CREAM-PHI3 sisters can't stop winningcan't spell LLAMA without a double L
>>100189168ok big boy show us how to determine what model exactly are we dealing with based just on config and tokenizer.json
>>100189330good morning sir!
>>100189347what an amazingly simple implementation, i'll make a pull request
>>100189330
>>100189430Can't wait for Llama 3 Nigger Blaster 70b
>>100189471llama 3 nigger blaster 70b - powered by meta AI
>>100189430can't wait for llama 3 girls 1 cup
>>100189083ReMM is old, I think Mlewd is the better option of that eraFor something more recent, try mixtral, L3 8b, or use some RAM for a bigger model like miqu 70b or CR+ which is 104b. Koboldcpp has a no-install precompiled binary for Linux, which is a good option for offloading. 12gb of VRAM is very limiting at this point. Personally I'm happy with slower speeds and a smarter model, and lately I've been enjoying IQ4_XS quant of command-r+ which ends up at ~55gb. A q5 of Miqu is ~50gb. I used mixtral at q8 and that was around 48gb. A 3.5bpw exl2 quant of mixtral could fit possibly. L3 has tokenizer issues in llamacpp which will extend to koboldcpp, not sure if this affects exllama in ooba. Mixtral instruct is decent, there are a few decent merges like typhon. High temp (~3-4), minP of like 0.05, smoothing factor 0.2 w/ smoothing curve or 4.32 is not a bad starting point for mixtral, basically adds better variety within a subset of high probability tokens. In koboldcpp you can ban tokens with the word rather than needing the token id like for ooba, which makes it easier to get rid of shivers, bonds, boundaries, consent and the like.
another L for Llamasisters
>>100189566There's qwen 72B right there, losing, and you decide to compare llama3 70B to the 110B model?
>>100189624cope
>>100189083>ReMM-v2.2-L2-13B>undislopThe true /lmg/ experience.
>>1001896248k context, kys llamacuck
was gone for a while did we ever reach a consensus? are we back? vicuna 13b beat a 500b by google maybe closed source models aren't so invincible after all.

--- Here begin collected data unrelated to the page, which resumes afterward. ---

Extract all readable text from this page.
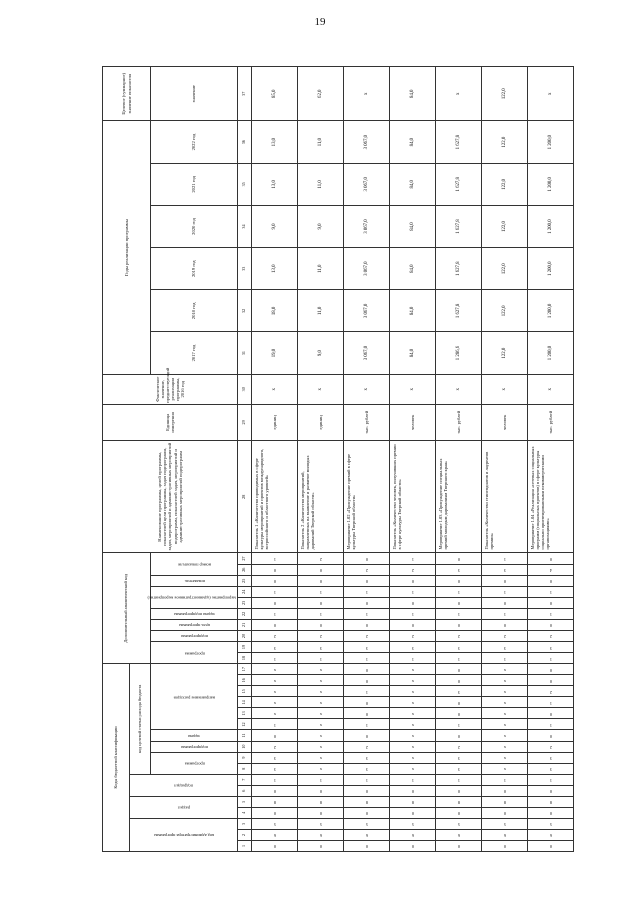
19
Коды бюджетной классификации																	Дополнительный аналитический код										Наименование программы, целей программы, показателей цели программы, задач подпрограмм, задач, мероприятий и административных мероприятий подпрограмм, показателей задач, мероприятий и административных мероприятий подпрограмм	Единица измерения	Фактическое значение, предшествующий реализации программы, 2016 год	Годы реализации программы						Целевое (суммарное) значение показателя
код администратора программы			раздел		подраздел		код целевой статьи расхода бюджета																													
							программа		подпрограмма	задача	направление расходов						программа		подпрограмма	цель программы	задача подпрограммы	мероприятие (административное мероприятие)		показатель	номер показателя					2017 год	2018 год	2019 год	2020 год	2021 год	2022 год	
																																				значение
1	2	3	4	5	6	7	8	9	10	11	12	13	14	15	16	17	18	19	20	21	22	23	24	25	26	27	28	29	30	31	32	33	34	35	36	37
0	6	5	0	8	0	1	3	3	2	0	1	x	x	x	x	x	1	3	2	0	1	0	1	0	0	1	Показатель 1 «Количество проводимых в сфере культуры мероприятий и проектов международного, всероссийского и областного уровней»	единиц	x	19,0	18,0	13,0	9,0	13,0	13,0	85,0
0	6	5	0	8	0	1	x	x	x	x	x	x	x	x	x	x	1	3	2	0	1	0	1	0	0	2	Показатель 2 «Количество мероприятий, направленных на выявление и развитие молодых дарований Тверской области»	единиц	x	9,0	11,0	11,0	9,0	11,0	11,0	62,0
0	6	5	0	8	0	1	3	3	2	0	1	0	0	1	0	0	1	3	2	0	1	0	1	0	2	0	Мероприятие 1.02 «Присуждение премий в сфере культуры Тверской области»	тыс. рублей	x	3 067,0	3 067,0	3 067,0	3 067,0	3 067,0	3 067,0	x
0	6	5	0	8	0	1	x	x	x	x	x	x	x	x	x	x	1	3	2	0	1	0	1	0	2	1	Показатель «Количество человек, получивших премии в сфере культуры Тверской области»	человек	x	84,0	84,0	84,0	84,0	84,0	84,0	84,0
0	6	5	0	8	0	1	3	3	2	0	1	0	0	3	0	0	1	3	2	0	1	0	1	0	3	0	Мероприятие 1.03 «Присуждение специальных премий молодым дарованиям Тверского края»	тыс. рублей	x	1 286,6	1 627,8	1 627,8	1 627,8	1 627,8	1 627,8	x
0	6	5	0	8	0	1	x	x	x	x	x	x	x	x	x	x	1	3	2	0	1	0	1	0	3	1	Показатель «Количество стипендиатов и лауреатов премии»	человек	x	122,0	122,0	122,0	122,0	122,0	122,0	122,0
0	6	5	0	8	0	1	3	3	2	0	1	0	1	2	0	0	1	3	2	0	1	0	1	0	4	0	Мероприятие 1.04 «Реализация «сетевых социальных программ (социальных проектов) в сфере культуры социально ориентированными некоммерческими организациями»	тыс. рублей	x	1 200,0	1 200,0	1 200,0	1 200,0	1 200,0	1 200,0	x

>>100189633>>100189646Samefag
>>100189566It is chinese anon. That means that they copied benchmark questions multiple times into their training data.
>>100189669>they copied benchmark questions multiple times into their training data.source?
>>100189658phi3 7b should beat gpt3.5t i think
Wasn't there a graph showing that Qwen's models were outliers? Anyone saved it?
>>100189699Chinese DNA.
>>100189699He cracked a fortune cookie where he found it written in traditional Chinese.
Just tested LLama 3 70B and it's bad and slop.Back to Claude Opus0
>>100189699https://en.wikipedia.org/wiki/Goodhart%27s_law
>>100189566So... is there any rp finetune from Qwen models?
>>100189866Uhh llama bros? Did we just lose?
>>100189937>justwe've always been losing
>>100188256Classic /lmg/ just sleeping on this release. To early to say without using it, but this could be best-in-class for VRAMchads. Has GQA, so if you had the 72GB to run qwen 72b properly, you can run this. Seems to at least match llama 3 in benchmarks. Beats it in the chat evals like MT-bench. Qwen-72b was relatively uncensored, and I don't think they did nonsense like filter NSFW stuff from the pretraining. Before CR+, qwen 72 was my favorite model for RP, even more than miqu. Currently downloading, gonna make my own exl2 quants and report back later.
>>100189950>>100189937>>100189866aicg samefag
How do I get AI to write a song, about shitting your pants, without sounding like some gay medieval bard?
>>100190003
>>100189188two more weeks w o m o r e weeks
>>100189963I really liked Qwen72's smartness over Miqu but it has some serious gptslop problems so I dropped it as soon as CR+ came out.I imagine this one will be smart but needs a kumtune
>>100186423>agentI don't get it, I imported absolutely everything that you sent in and all I get is the model repeating something from earlier context. I'm not even at my context limit.Also, I know it says 32K but I just redid the test at 16K to match your exact settings (I didn't forget the alpha) and exact same problem. I feel like this is a problem with the llama 3 ST presets somewhere but I don't know what.lonestriker Llama 3 chat instruct 4.65 @ 16k
>>100189963>Classic /lmg/ just sleeping on this release.>this could be best-in-class for VRAMchads.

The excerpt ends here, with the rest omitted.